The mystery and mastery of double patenting
Double patenting is a mysterious issue. On the one hand, many patent systems (including the European Patent Convention [EPC] and Italian systems) don’t have any express provisions prohibiting double patenting, but it seems to be commonly accepted as an implicit principle.
On the other hand, double patenting is only occasionally subject to patent litigation, but it is of fundamental importance for developing patent strategies based on divisional applications. For example, the Italian Patent and Trademark Office quite often issues rejections or asks for clarifications when a voluntary divisional application is filed.

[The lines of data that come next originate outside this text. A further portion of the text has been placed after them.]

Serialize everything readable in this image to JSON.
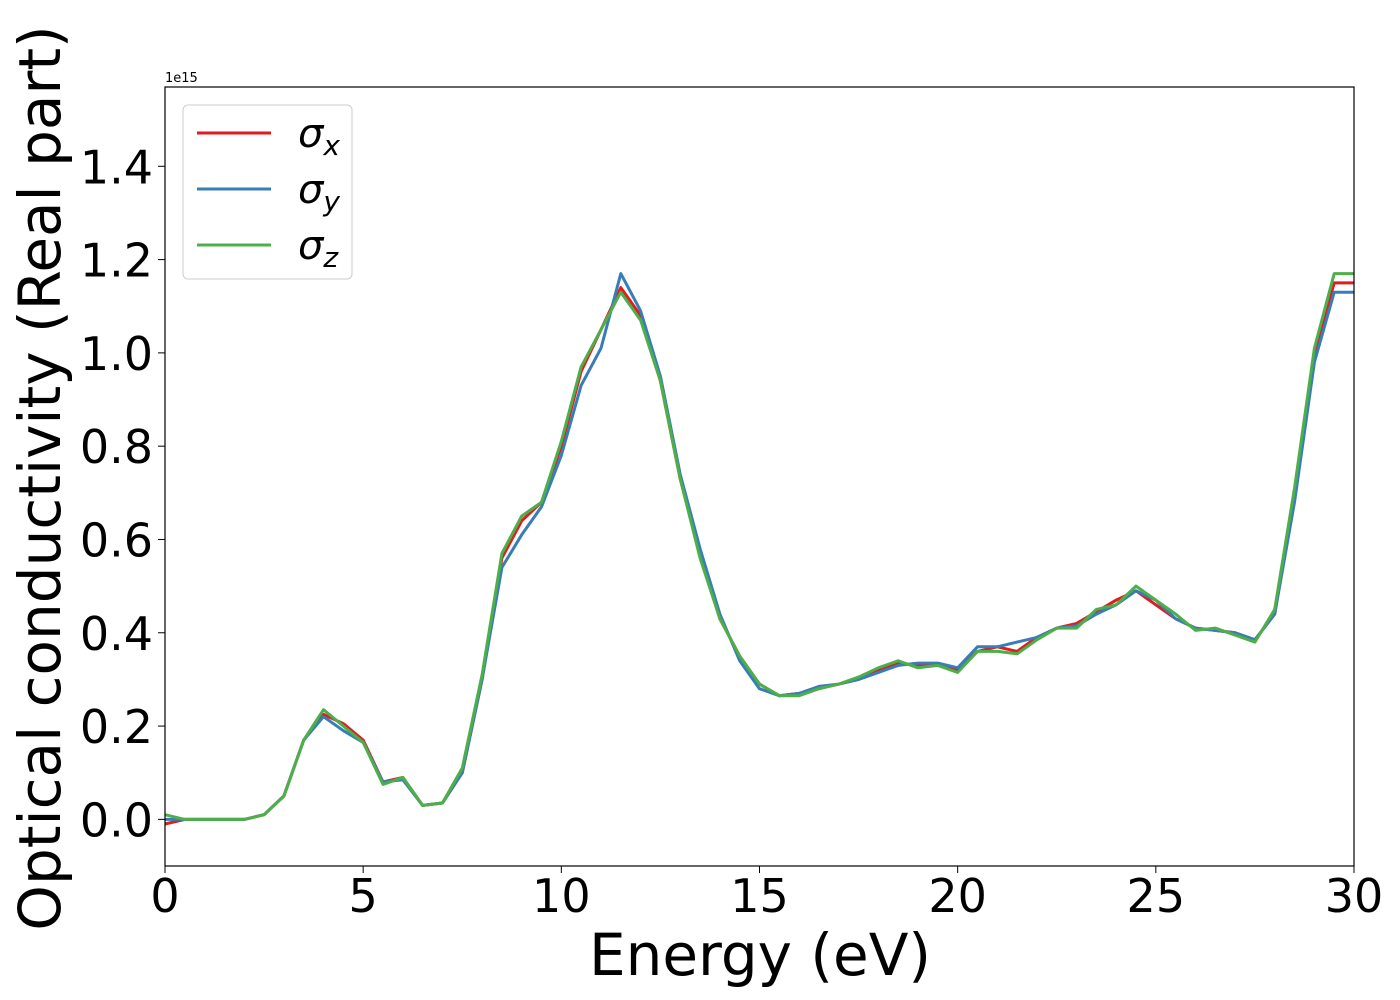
{
  "chart_data": {
    "type": "line",
    "xlabel": "Energy (eV)",
    "ylabel": "Optical conductivity (Real part)",
    "y_offset_label": "1e15",
    "xlim": [
      0,
      30
    ],
    "ylim": [
      -0.1,
      1.57
    ],
    "xticks": [
      0,
      5,
      10,
      15,
      20,
      25,
      30
    ],
    "yticks": [
      {
        "value": 0,
        "label": "0.0"
      },
      {
        "value": 0.2,
        "label": "0.2"
      },
      {
        "value": 0.4,
        "label": "0.4"
      },
      {
        "value": 0.6,
        "label": "0.6"
      },
      {
        "value": 0.8,
        "label": "0.8"
      },
      {
        "value": 1.0,
        "label": "1.0"
      },
      {
        "value": 1.2,
        "label": "1.2"
      },
      {
        "value": 1.4,
        "label": "1.4"
      }
    ],
    "legend": "upper left",
    "x": [
      0,
      0.5,
      1,
      1.5,
      2,
      2.5,
      3,
      3.5,
      4,
      4.5,
      5,
      5.5,
      6,
      6.5,
      7,
      7.5,
      8,
      8.5,
      9,
      9.5,
      10,
      10.5,
      11,
      11.5,
      12,
      12.5,
      13,
      13.5,
      14,
      14.5,
      15,
      15.5,
      16,
      16.5,
      17,
      17.5,
      18,
      18.5,
      19,
      19.5,
      20,
      20.5,
      21,
      21.5,
      22,
      22.5,
      23,
      23.5,
      24,
      24.5,
      25,
      25.5,
      26,
      26.5,
      27,
      27.5,
      28,
      28.5,
      29,
      29.5,
      30
    ],
    "series": [
      {
        "name": "σx",
        "color": "#e41a1c",
        "values": [
          -0.01,
          0.0,
          0.0,
          0.0,
          0.0,
          0.01,
          0.05,
          0.17,
          0.225,
          0.205,
          0.17,
          0.08,
          0.09,
          0.03,
          0.035,
          0.1,
          0.3,
          0.56,
          0.64,
          0.68,
          0.8,
          0.96,
          1.05,
          1.14,
          1.08,
          0.94,
          0.73,
          0.57,
          0.43,
          0.35,
          0.29,
          0.265,
          0.27,
          0.28,
          0.29,
          0.3,
          0.32,
          0.335,
          0.33,
          0.33,
          0.32,
          0.36,
          0.37,
          0.36,
          0.39,
          0.41,
          0.42,
          0.445,
          0.47,
          0.49,
          0.46,
          0.43,
          0.41,
          0.405,
          0.4,
          0.385,
          0.44,
          0.7,
          1.0,
          1.15,
          1.15
        ]
      },
      {
        "name": "σy",
        "color": "#377eb8",
        "values": [
          0.0,
          0.0,
          0.0,
          0.0,
          0.0,
          0.01,
          0.05,
          0.17,
          0.22,
          0.19,
          0.165,
          0.08,
          0.085,
          0.03,
          0.035,
          0.1,
          0.3,
          0.54,
          0.61,
          0.67,
          0.78,
          0.93,
          1.01,
          1.17,
          1.09,
          0.95,
          0.74,
          0.58,
          0.44,
          0.34,
          0.28,
          0.265,
          0.27,
          0.285,
          0.29,
          0.3,
          0.315,
          0.33,
          0.335,
          0.335,
          0.325,
          0.37,
          0.37,
          0.38,
          0.39,
          0.41,
          0.415,
          0.44,
          0.46,
          0.49,
          0.47,
          0.43,
          0.41,
          0.405,
          0.4,
          0.385,
          0.44,
          0.68,
          0.98,
          1.13,
          1.13
        ]
      },
      {
        "name": "σz",
        "color": "#4daf4a",
        "values": [
          0.01,
          0.0,
          0.0,
          0.0,
          0.0,
          0.01,
          0.05,
          0.17,
          0.235,
          0.2,
          0.165,
          0.075,
          0.09,
          0.03,
          0.035,
          0.11,
          0.31,
          0.57,
          0.65,
          0.68,
          0.81,
          0.97,
          1.05,
          1.13,
          1.07,
          0.94,
          0.73,
          0.56,
          0.43,
          0.35,
          0.29,
          0.265,
          0.265,
          0.28,
          0.29,
          0.305,
          0.325,
          0.34,
          0.325,
          0.33,
          0.315,
          0.36,
          0.36,
          0.355,
          0.385,
          0.41,
          0.41,
          0.45,
          0.46,
          0.5,
          0.47,
          0.44,
          0.405,
          0.41,
          0.395,
          0.38,
          0.45,
          0.71,
          1.01,
          1.17,
          1.17
        ]
      }
    ]
  }
}
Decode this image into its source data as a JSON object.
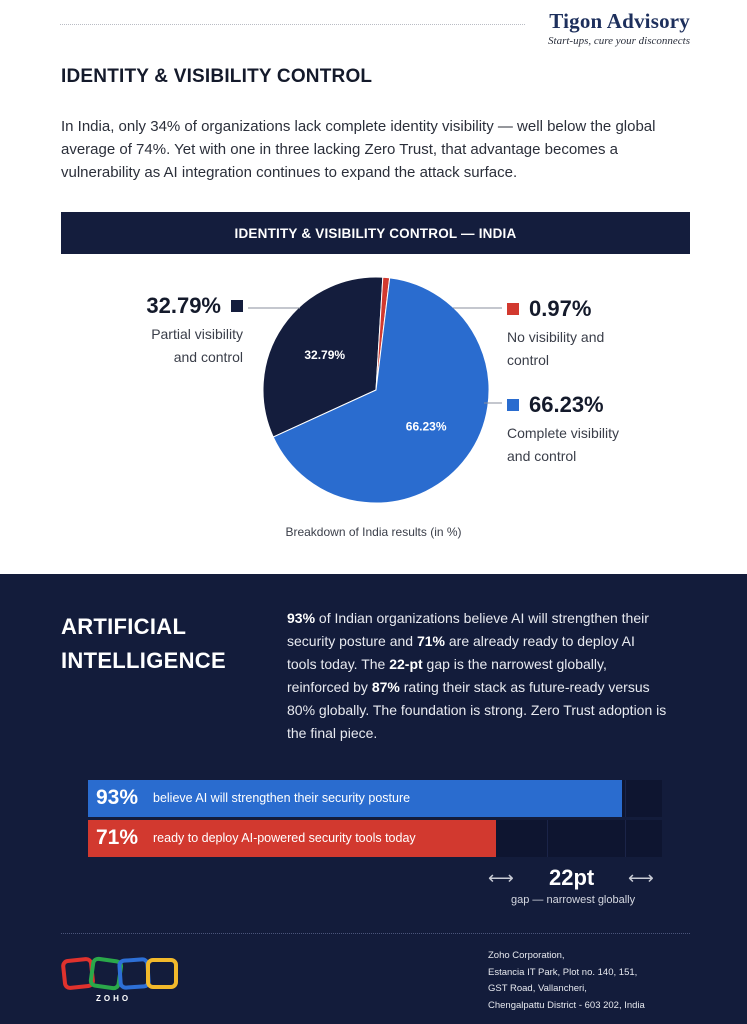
{
  "brand": {
    "name": "Tigon Advisory",
    "tagline": "Start-ups, cure your disconnects"
  },
  "section": {
    "title": "IDENTITY & VISIBILITY CONTROL",
    "intro": "In India, only 34% of organizations lack complete identity visibility — well below the global average of 74%. Yet with one in three lacking Zero Trust, that advantage becomes a vulnerability as AI integration continues to expand the attack surface."
  },
  "chart_data": [
    {
      "type": "pie",
      "title": "IDENTITY & VISIBILITY CONTROL — INDIA",
      "caption": "Breakdown of India results (in %)",
      "slices": [
        {
          "value": 32.79,
          "value_label": "32.79%",
          "desc": [
            "Partial visibility",
            "and control"
          ],
          "color": "#141d3d",
          "inner_label": "32.79%"
        },
        {
          "value": 0.97,
          "value_label": "0.97%",
          "desc": [
            "No visibility and",
            "control"
          ],
          "color": "#d2392f",
          "inner_label": ""
        },
        {
          "value": 66.23,
          "value_label": "66.23%",
          "desc": [
            "Complete visibility",
            "and control"
          ],
          "color": "#2a6ccf",
          "inner_label": "66.23%"
        }
      ]
    },
    {
      "type": "bar",
      "orientation": "horizontal",
      "xlim": [
        0,
        100
      ],
      "series": [
        {
          "pct": "93%",
          "value": 93,
          "label": "believe AI will strengthen their security posture",
          "color": "#2a6ccf"
        },
        {
          "pct": "71%",
          "value": 71,
          "label": "ready to deploy AI-powered security tools today",
          "color": "#d2392f"
        }
      ],
      "gap": {
        "value": "22pt",
        "caption": "gap — narrowest globally"
      }
    }
  ],
  "ai": {
    "title_line1": "ARTIFICIAL",
    "title_line2": "INTELLIGENCE",
    "body": {
      "s1": "93%",
      "t1": " of Indian organizations believe AI will strengthen their security posture and ",
      "s2": "71%",
      "t2": " are already ready to deploy AI tools today. The ",
      "s3": "22-pt",
      "t3": " gap is the narrowest globally, reinforced by ",
      "s4": "87%",
      "t4": " rating their stack as future-ready versus 80% globally. The foundation is strong. Zero Trust adoption is the final piece."
    },
    "arrow_left": "⟷",
    "arrow_right": "⟷"
  },
  "footer": {
    "logo_text": "ZOHO",
    "logo_colors": [
      "#e0322d",
      "#2aa84a",
      "#2d6fd6",
      "#f2b92b"
    ],
    "address": [
      "Zoho Corporation,",
      "Estancia IT Park, Plot no. 140, 151,",
      "GST Road, Vallancheri,",
      "Chengalpattu District - 603 202, India"
    ]
  }
}
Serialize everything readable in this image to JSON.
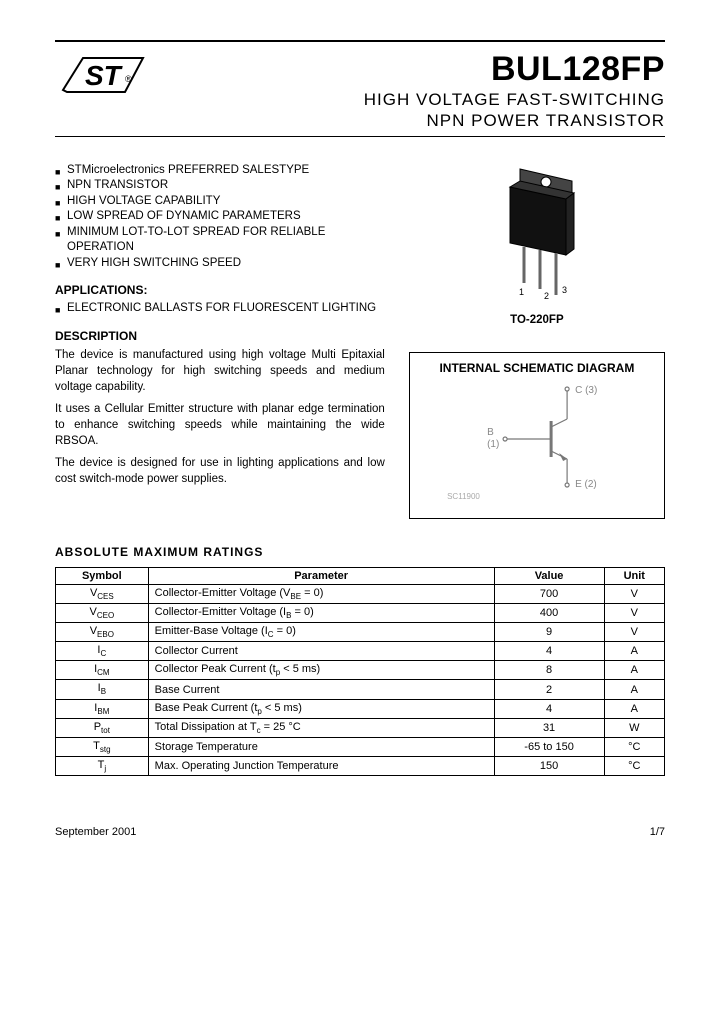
{
  "header": {
    "part_number": "BUL128FP",
    "subtitle_line1": "HIGH VOLTAGE FAST-SWITCHING",
    "subtitle_line2": "NPN POWER TRANSISTOR"
  },
  "features": [
    "STMicroelectronics PREFERRED SALESTYPE",
    "NPN TRANSISTOR",
    "HIGH VOLTAGE CAPABILITY",
    "LOW SPREAD OF DYNAMIC PARAMETERS",
    "MINIMUM LOT-TO-LOT SPREAD FOR RELIABLE OPERATION",
    "VERY HIGH SWITCHING SPEED"
  ],
  "applications": {
    "heading": "APPLICATIONS:",
    "items": [
      "ELECTRONIC BALLASTS FOR FLUORESCENT LIGHTING"
    ]
  },
  "description": {
    "heading": "DESCRIPTION",
    "paragraphs": [
      "The device is manufactured using high voltage Multi Epitaxial Planar technology for high switching speeds and medium voltage capability.",
      "It uses a Cellular Emitter structure with planar edge termination to enhance switching speeds while maintaining the wide RBSOA.",
      "The device is designed for use in lighting applications and low cost switch-mode power supplies."
    ]
  },
  "package": {
    "label": "TO-220FP",
    "pins": [
      "1",
      "2",
      "3"
    ]
  },
  "schematic": {
    "title": "INTERNAL SCHEMATIC DIAGRAM",
    "pin_c_label": "C (3)",
    "pin_b_label": "B",
    "pin_b_num": "(1)",
    "pin_e_label": "E (2)",
    "code": "SC11900"
  },
  "ratings": {
    "heading": "ABSOLUTE MAXIMUM RATINGS",
    "columns": [
      "Symbol",
      "Parameter",
      "Value",
      "Unit"
    ],
    "rows": [
      {
        "sym": "V<sub class='sub'>CES</sub>",
        "param": "Collector-Emitter Voltage (V<sub class='sub'>BE</sub> = 0)",
        "value": "700",
        "unit": "V"
      },
      {
        "sym": "V<sub class='sub'>CEO</sub>",
        "param": "Collector-Emitter Voltage (I<sub class='sub'>B</sub> = 0)",
        "value": "400",
        "unit": "V"
      },
      {
        "sym": "V<sub class='sub'>EBO</sub>",
        "param": "Emitter-Base Voltage (I<sub class='sub'>C</sub> = 0)",
        "value": "9",
        "unit": "V"
      },
      {
        "sym": "I<sub class='sub'>C</sub>",
        "param": "Collector Current",
        "value": "4",
        "unit": "A"
      },
      {
        "sym": "I<sub class='sub'>CM</sub>",
        "param": "Collector Peak Current (t<sub class='sub'>p</sub> < 5 ms)",
        "value": "8",
        "unit": "A"
      },
      {
        "sym": "I<sub class='sub'>B</sub>",
        "param": "Base Current",
        "value": "2",
        "unit": "A"
      },
      {
        "sym": "I<sub class='sub'>BM</sub>",
        "param": "Base Peak Current (t<sub class='sub'>p</sub> < 5 ms)",
        "value": "4",
        "unit": "A"
      },
      {
        "sym": "P<sub class='sub'>tot</sub>",
        "param": "Total Dissipation at T<sub class='sub'>c</sub> = 25 °C",
        "value": "31",
        "unit": "W"
      },
      {
        "sym": "T<sub class='sub'>stg</sub>",
        "param": "Storage Temperature",
        "value": "-65 to 150",
        "unit": "°C"
      },
      {
        "sym": "T<sub class='sub'>j</sub>",
        "param": "Max. Operating Junction Temperature",
        "value": "150",
        "unit": "°C"
      }
    ]
  },
  "footer": {
    "date": "September 2001",
    "page": "1/7"
  },
  "colors": {
    "text": "#000000",
    "bg": "#ffffff"
  }
}
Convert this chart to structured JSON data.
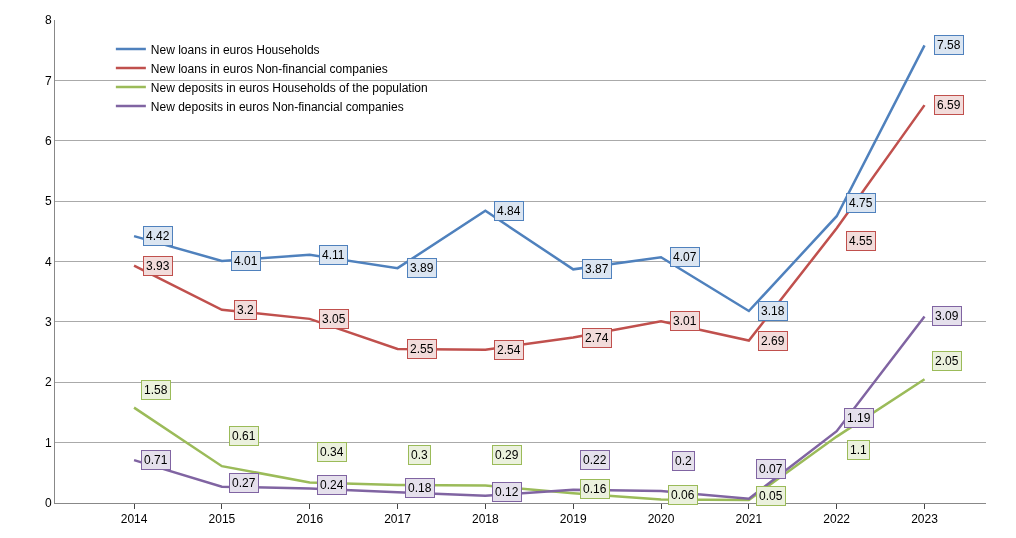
{
  "chart_data": {
    "type": "line",
    "categories": [
      "2014",
      "2015",
      "2016",
      "2017",
      "2018",
      "2019",
      "2020",
      "2021",
      "2022",
      "2023"
    ],
    "series": [
      {
        "name": "New loans in euros Households",
        "color": "#4f81bd",
        "values": [
          4.42,
          4.01,
          4.11,
          3.89,
          4.84,
          3.87,
          4.07,
          3.18,
          4.75,
          7.58
        ]
      },
      {
        "name": "New loans in euros Non-financial companies",
        "color": "#c0504d",
        "values": [
          3.93,
          3.2,
          3.05,
          2.55,
          2.54,
          2.74,
          3.01,
          2.69,
          4.55,
          6.59
        ]
      },
      {
        "name": "New deposits in euros Households of the population",
        "color": "#9bbb59",
        "values": [
          1.58,
          0.61,
          0.34,
          0.3,
          0.29,
          0.16,
          0.06,
          0.05,
          1.1,
          2.05
        ]
      },
      {
        "name": "New deposits in euros Non-financial companies",
        "color": "#8064a2",
        "values": [
          0.71,
          0.27,
          0.24,
          0.18,
          0.12,
          0.22,
          0.2,
          0.07,
          1.19,
          3.09
        ]
      }
    ],
    "ylim": [
      0,
      8
    ],
    "yticks": [
      0,
      1,
      2,
      3,
      4,
      5,
      6,
      7,
      8
    ],
    "grid": "y",
    "legend": "top left",
    "marker": "none",
    "line_style": "solid",
    "data_labels": true
  }
}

In this context, the present article tries to shed some light on this issue. To this end, the following situations—where double patenting most commonly arises—will be briefly analysed: (a) divisional application; (b) internal priority; and (c) European patent claiming priority to national filing and validated in that country.
A threat for divisional patent applications?
In situation (a) the prevailing case law of the European Patent Office (EPO), namely decisions G1/5 and G1/6, recognises double patenting on the basis that an applicant has no legitimate interest in obtaining two patents granted for the same invention. Substantially the same language can also be found in the EPO guidelines C-IV,7.4.
Decision T0318/14 was faced with the question as to whether the same principle (a lack of legitimate interest) could be applied to situation (b), as had a previous decision, T1423/07 (although, in that case, the applicants were not the same).